How we scale thought
As individuals we have limited scale. You and I can do, process, and think about only so many things at once. In the haste to do and think about as many things are possible, we limit depth. Our words become more efficient. But we trade off meaning.
We also cannot access what other people are thinking. As you're reading this, there's an inner conversation you have that is off limits to me. The good news is that parts of inner conversations download into relationships over time and parts spill into physical things. When we talk and make things together, we enrich our thinking vocabulary.
At some point, we turn our search for meaning from the outside world to our inner world. We explore our thoughts and actions. Sometimes it's easier to borrow the words someone else thought about and apply them to our context. Like I did above with Ferrari. We reference the insight behind what someone else says because of what they make us feel.
The time and energy limitations force us to close doors on some experiences in favor of others. Editing in this stage may be a tool of necessity. We need to stop adding new words to operate in a specific place. To climb faster, we discard or park thoughts as we would things.
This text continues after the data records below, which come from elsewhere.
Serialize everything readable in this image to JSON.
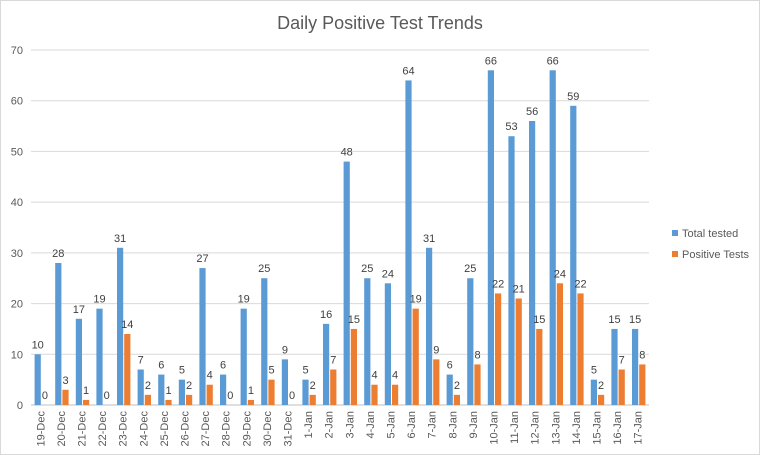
{
  "chart_data": {
    "type": "bar",
    "title": "Daily Positive Test Trends",
    "xlabel": "",
    "ylabel": "",
    "ylim": [
      0,
      70
    ],
    "yticks": [
      0,
      10,
      20,
      30,
      40,
      50,
      60,
      70
    ],
    "grid": true,
    "legend_position": "right",
    "categories": [
      "19-Dec",
      "20-Dec",
      "21-Dec",
      "22-Dec",
      "23-Dec",
      "24-Dec",
      "25-Dec",
      "26-Dec",
      "27-Dec",
      "28-Dec",
      "29-Dec",
      "30-Dec",
      "31-Dec",
      "1-Jan",
      "2-Jan",
      "3-Jan",
      "4-Jan",
      "5-Jan",
      "6-Jan",
      "7-Jan",
      "8-Jan",
      "9-Jan",
      "10-Jan",
      "11-Jan",
      "12-Jan",
      "13-Jan",
      "14-Jan",
      "15-Jan",
      "16-Jan",
      "17-Jan"
    ],
    "series": [
      {
        "name": "Total tested",
        "color": "#5B9BD5",
        "values": [
          10,
          28,
          17,
          19,
          31,
          7,
          6,
          5,
          27,
          6,
          19,
          25,
          9,
          5,
          16,
          48,
          25,
          24,
          64,
          31,
          6,
          25,
          66,
          53,
          56,
          66,
          59,
          5,
          15,
          15
        ]
      },
      {
        "name": "Positive Tests",
        "color": "#ED7D31",
        "values": [
          0,
          3,
          1,
          0,
          14,
          2,
          1,
          2,
          4,
          0,
          1,
          5,
          0,
          2,
          7,
          15,
          4,
          4,
          19,
          9,
          2,
          8,
          22,
          21,
          15,
          24,
          22,
          2,
          7,
          8
        ]
      }
    ]
  }
}
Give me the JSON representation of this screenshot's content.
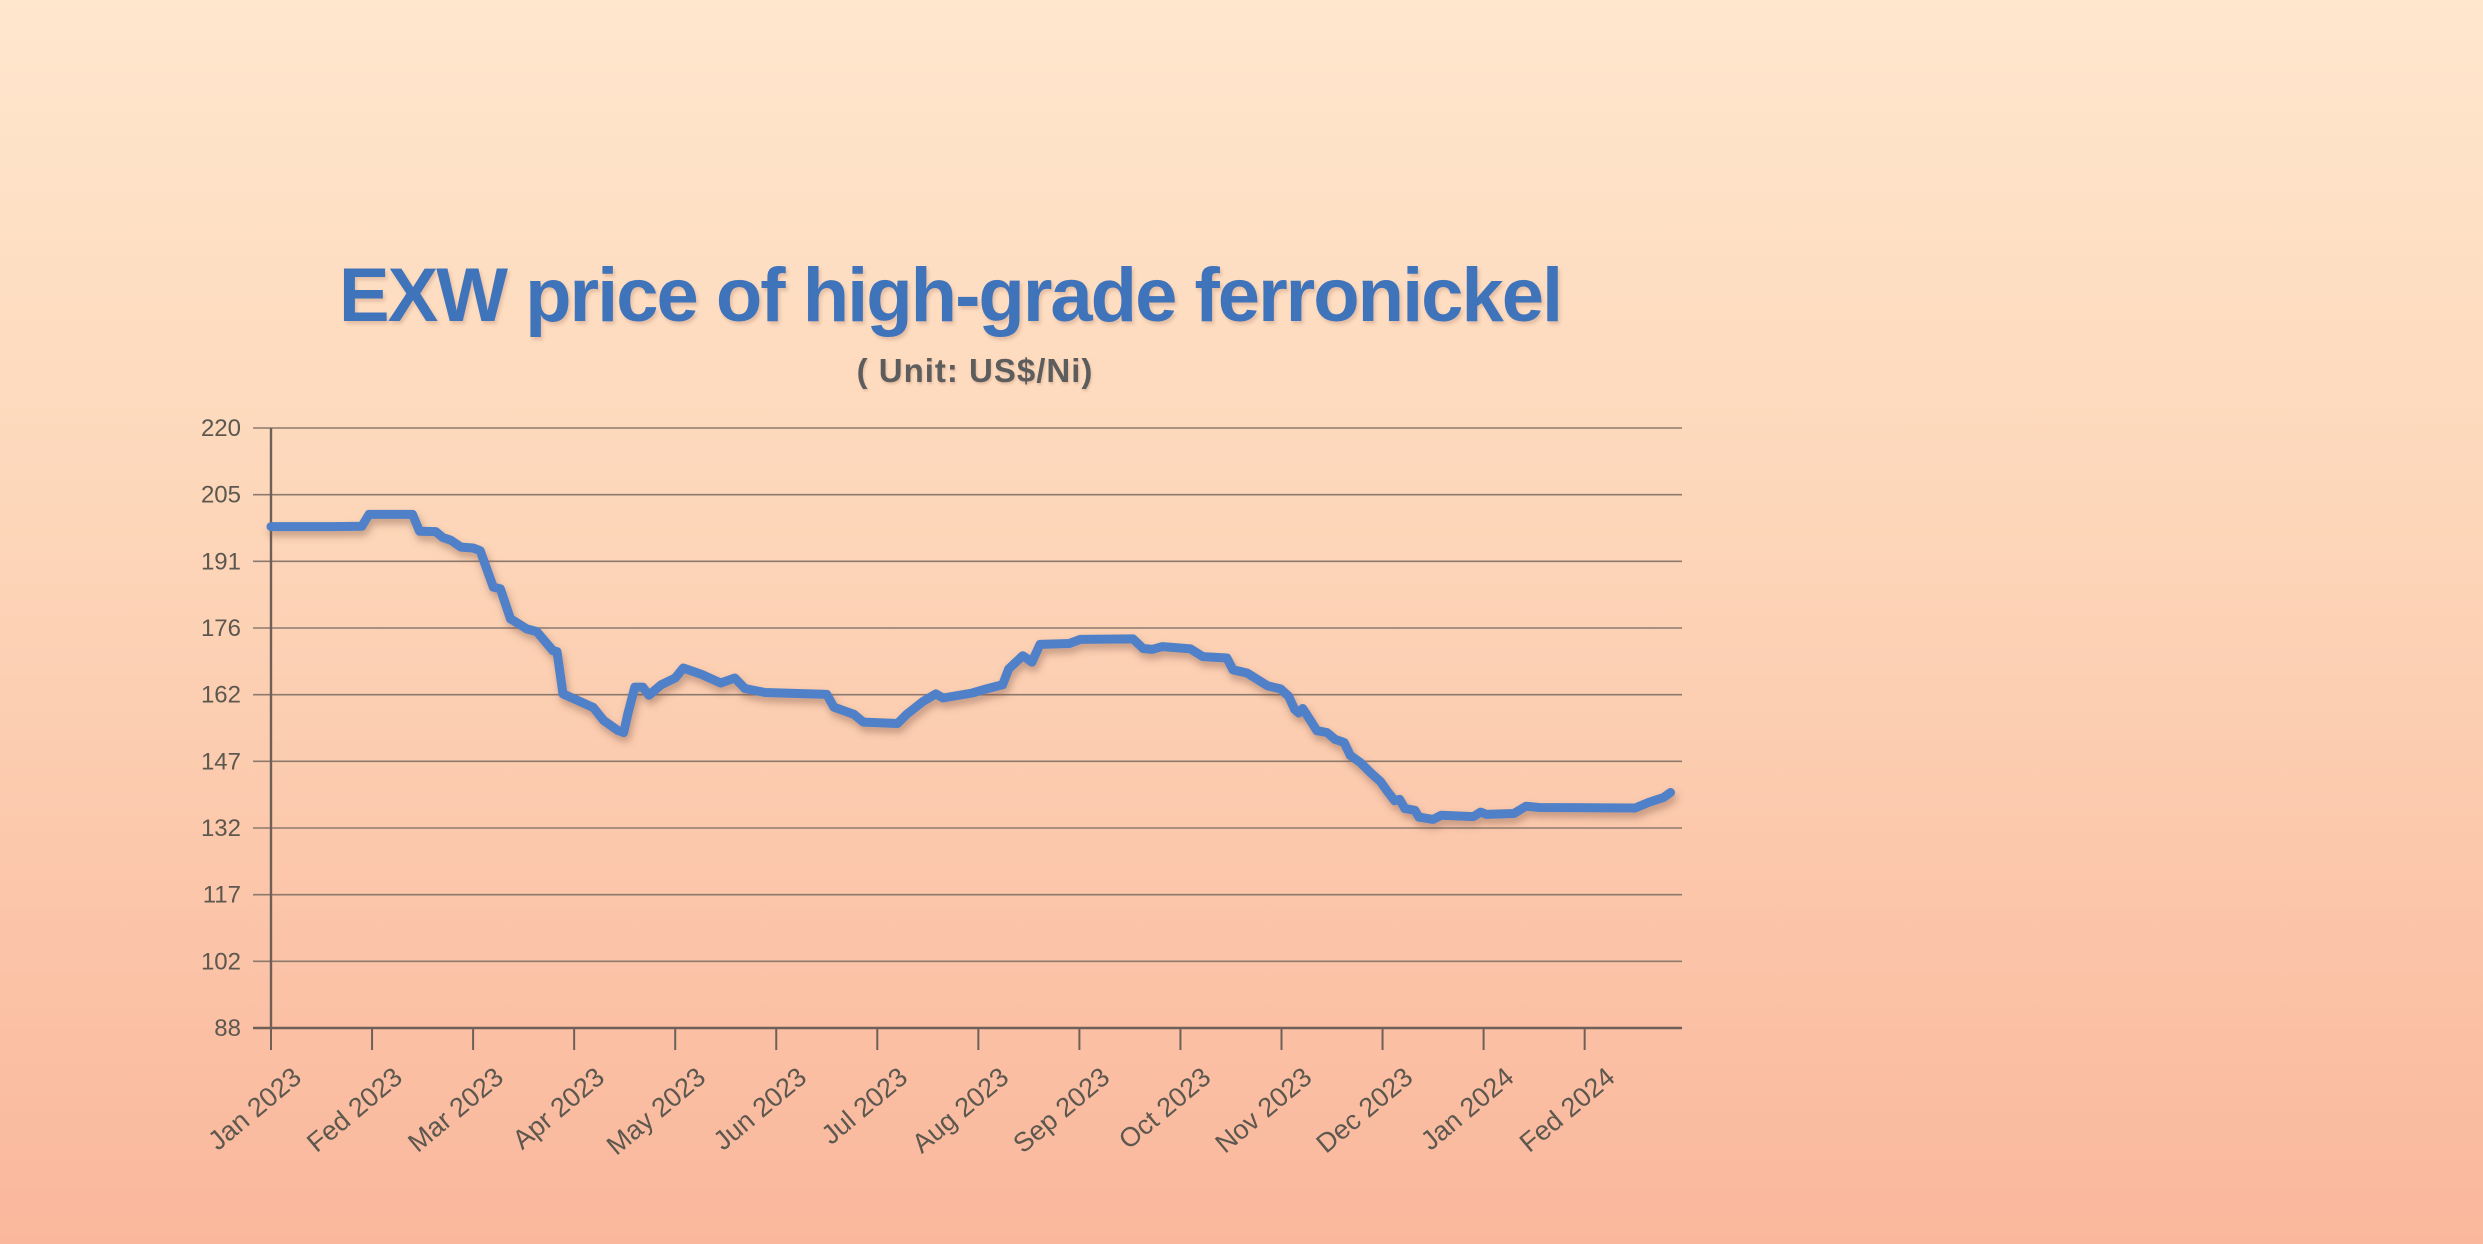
{
  "colors": {
    "background_top": "#ffe7cd",
    "background_mid": "#fdd6b9",
    "background_bottom": "#fab79c",
    "title_text": "#3f73ba",
    "subtitle_text": "#5d5d5d",
    "axis_label_text": "#5d584f",
    "grid_line": "#8d7a6e",
    "axis_line": "#6e6058",
    "series_line": "#4f80c8"
  },
  "chart_data": {
    "type": "line",
    "title": "EXW price of high-grade ferronickel",
    "subtitle": "( Unit: US$/Ni)",
    "unit": "US$/Ni",
    "xlabel": "",
    "ylabel": "",
    "grid": true,
    "legend_position": "none",
    "ylim": [
      88,
      220
    ],
    "y_ticks": [
      220,
      205,
      191,
      176,
      162,
      147,
      132,
      117,
      102,
      88
    ],
    "x_tick_labels": [
      "Jan 2023",
      "Fed 2023",
      "Mar 2023",
      "Apr 2023",
      "May 2023",
      "Jun 2023",
      "Jul 2023",
      "Aug 2023",
      "Sep 2023",
      "Oct 2023",
      "Nov 2023",
      "Dec 2023",
      "Jan 2024",
      "Fed 2024"
    ],
    "x_axis_span_months": 13.97,
    "series": [
      {
        "name": "EXW price of high-grade ferronickel",
        "color": "#4f80c8",
        "x_unit": "months after Jan 2023 tick",
        "points": [
          [
            0.0,
            198.3
          ],
          [
            0.6,
            198.3
          ],
          [
            0.9,
            198.4
          ],
          [
            0.97,
            201.0
          ],
          [
            1.4,
            201.0
          ],
          [
            1.47,
            197.3
          ],
          [
            1.63,
            197.2
          ],
          [
            1.7,
            195.9
          ],
          [
            1.78,
            195.3
          ],
          [
            1.88,
            193.8
          ],
          [
            2.0,
            193.6
          ],
          [
            2.07,
            193.0
          ],
          [
            2.2,
            185.0
          ],
          [
            2.27,
            184.6
          ],
          [
            2.37,
            178.0
          ],
          [
            2.43,
            177.2
          ],
          [
            2.53,
            175.8
          ],
          [
            2.63,
            175.2
          ],
          [
            2.79,
            171.0
          ],
          [
            2.83,
            170.8
          ],
          [
            2.89,
            161.5
          ],
          [
            3.19,
            158.5
          ],
          [
            3.29,
            155.7
          ],
          [
            3.43,
            153.5
          ],
          [
            3.49,
            153.0
          ],
          [
            3.53,
            157.0
          ],
          [
            3.6,
            163.0
          ],
          [
            3.68,
            163.0
          ],
          [
            3.74,
            161.2
          ],
          [
            3.86,
            163.5
          ],
          [
            4.0,
            165.0
          ],
          [
            4.08,
            167.2
          ],
          [
            4.26,
            165.8
          ],
          [
            4.45,
            163.9
          ],
          [
            4.59,
            165.0
          ],
          [
            4.69,
            162.7
          ],
          [
            4.89,
            161.8
          ],
          [
            5.5,
            161.4
          ],
          [
            5.57,
            158.6
          ],
          [
            5.77,
            157.0
          ],
          [
            5.86,
            155.3
          ],
          [
            6.2,
            155.0
          ],
          [
            6.29,
            157.0
          ],
          [
            6.45,
            159.8
          ],
          [
            6.58,
            161.5
          ],
          [
            6.65,
            160.6
          ],
          [
            6.94,
            161.7
          ],
          [
            7.06,
            162.5
          ],
          [
            7.24,
            163.5
          ],
          [
            7.3,
            167.0
          ],
          [
            7.44,
            169.9
          ],
          [
            7.53,
            168.5
          ],
          [
            7.61,
            172.4
          ],
          [
            7.9,
            172.6
          ],
          [
            8.01,
            173.5
          ],
          [
            8.53,
            173.6
          ],
          [
            8.63,
            171.5
          ],
          [
            8.72,
            171.3
          ],
          [
            8.82,
            171.9
          ],
          [
            9.1,
            171.4
          ],
          [
            9.22,
            169.7
          ],
          [
            9.46,
            169.4
          ],
          [
            9.52,
            166.8
          ],
          [
            9.66,
            166.1
          ],
          [
            9.86,
            163.3
          ],
          [
            9.99,
            162.6
          ],
          [
            10.07,
            161.0
          ],
          [
            10.13,
            158.1
          ],
          [
            10.17,
            157.3
          ],
          [
            10.21,
            158.3
          ],
          [
            10.28,
            155.9
          ],
          [
            10.35,
            153.4
          ],
          [
            10.45,
            153.0
          ],
          [
            10.53,
            151.5
          ],
          [
            10.62,
            150.8
          ],
          [
            10.68,
            148.0
          ],
          [
            10.78,
            146.4
          ],
          [
            10.88,
            144.2
          ],
          [
            10.98,
            142.2
          ],
          [
            11.05,
            140.0
          ],
          [
            11.12,
            138.0
          ],
          [
            11.17,
            138.3
          ],
          [
            11.22,
            136.3
          ],
          [
            11.32,
            135.9
          ],
          [
            11.36,
            134.4
          ],
          [
            11.5,
            133.9
          ],
          [
            11.58,
            134.8
          ],
          [
            11.9,
            134.5
          ],
          [
            11.97,
            135.5
          ],
          [
            12.03,
            135.0
          ],
          [
            12.3,
            135.2
          ],
          [
            12.42,
            136.8
          ],
          [
            12.55,
            136.5
          ],
          [
            13.5,
            136.4
          ],
          [
            13.63,
            137.6
          ],
          [
            13.78,
            138.7
          ],
          [
            13.85,
            139.8
          ]
        ]
      }
    ]
  }
}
Memories are our storage space for parked thoughts. We used to put the words into diaries and entrust them to the care of friends, now we put them online, spreading them widely, often forgetting what we said the minute we write it. Worse, we forget to think through what we want to say. A thoughtless comment is a waste.
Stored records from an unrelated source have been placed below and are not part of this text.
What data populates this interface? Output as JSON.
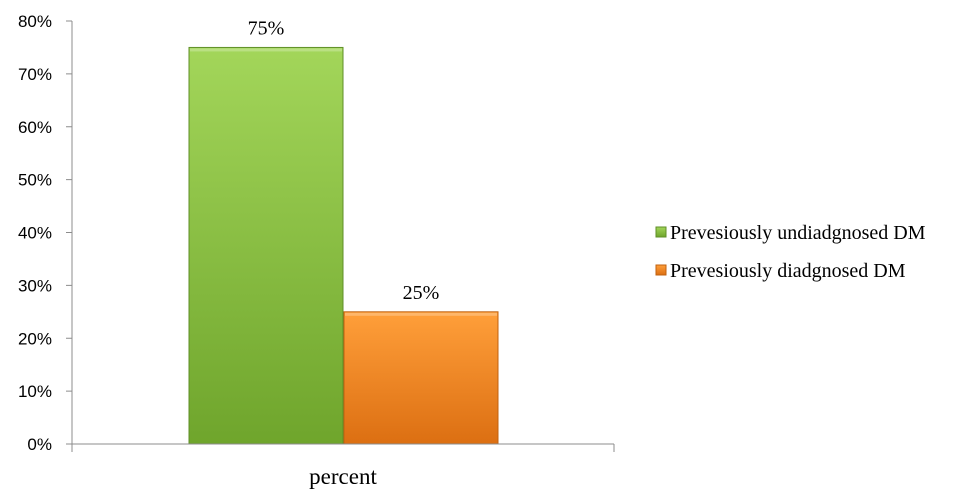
{
  "chart_data": {
    "type": "bar",
    "categories": [
      "percent"
    ],
    "series": [
      {
        "name": "Prevesiously undiadgnosed DM",
        "values": [
          75
        ],
        "label": "75%",
        "color": "#8cc43e"
      },
      {
        "name": "Prevesiously diadgnosed DM",
        "values": [
          25
        ],
        "label": "25%",
        "color": "#f28a20"
      }
    ],
    "ylim": [
      0,
      80
    ],
    "ytick_values": [
      0,
      10,
      20,
      30,
      40,
      50,
      60,
      70,
      80
    ],
    "yticks": [
      "0%",
      "10%",
      "20%",
      "30%",
      "40%",
      "50%",
      "60%",
      "70%",
      "80%"
    ],
    "legend_position": "right",
    "grid": false
  }
}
What kinds of thought are we scaling in a wasteland?
Building engines
A blog is an example of evolving thinking through words over time. Social media, not so much. Evolution comes from conversation — with thoughts and also through the act of building something.
Likes and traffic give us ego boosts engineered to build cash reserves for a certain business model. We end up watching them, instead of observing and feeling the person and situation on the other side of the conversation. A learning opportunity missed.
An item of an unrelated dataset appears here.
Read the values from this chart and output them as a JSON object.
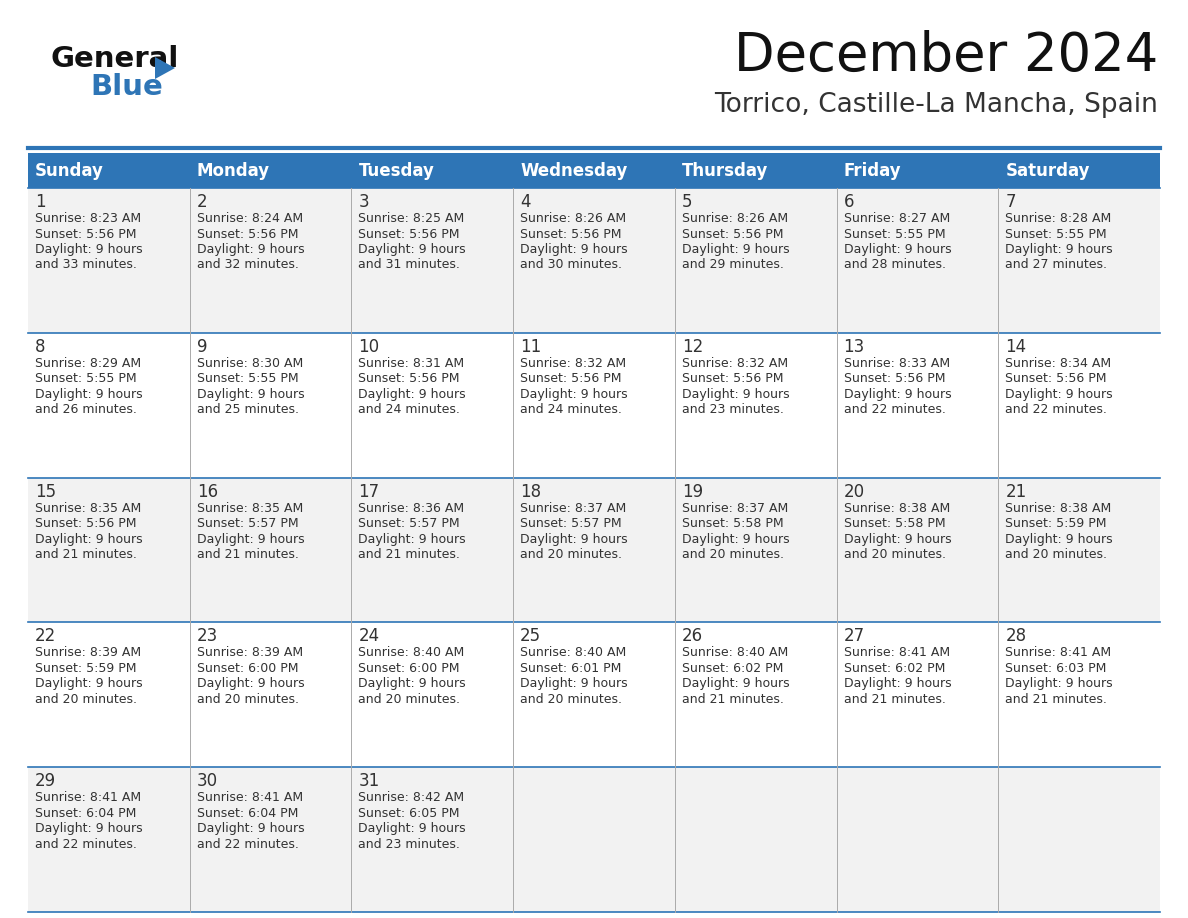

I'm an idea person, and I've always gravitated toward activities that would allow me to build tools. When I was little, I used to convert the boxes my sisters gifts came with into environments for them to play. Once I built an entire apartment building with rooms their dolls could use to do things together.
I look at conversation the same way. Conversations create spaces to put words to work. They in turn build our thinking. After we build thought through experiences and encounters, this is how we scale.
Enrico Fermi was the last physicist who could embrace the whole of his science. He excelled in both theoretical and experimental physics. As a person he was simplicity embodied. He liked a good game, and disliked complicated theories. hence why our quick back-of-the-envelope calculations became the “Fermi method.”
His scientific work has stood the test of time.
Toward the end of his life, Fermi questioned his faith in society at large to make wise choices about nuclear technology. He said:
Some of you may ask, what is the good of working so hard merely to collect a few facts which will bring no pleasure except to a few long-haired professors who love to collect such things and will be of no use to anybody because only few specialists at best will be able to understand them? In answer to such question[s] I may venture a fairly safe prediction.
History of science and technology has consistently taught us that scientific advances in basic understanding have sooner or later led to technical and industrial applications that have revolutionized our way of life. It seems to me improbable that this effort to get at the structure of matter should be an exception to this rule. What is less certain, and what we all fervently hope, is that man will soon grow sufficiently adult to make good use of the powers that he acquires over nature.
To lead we need thought. This is how we make it.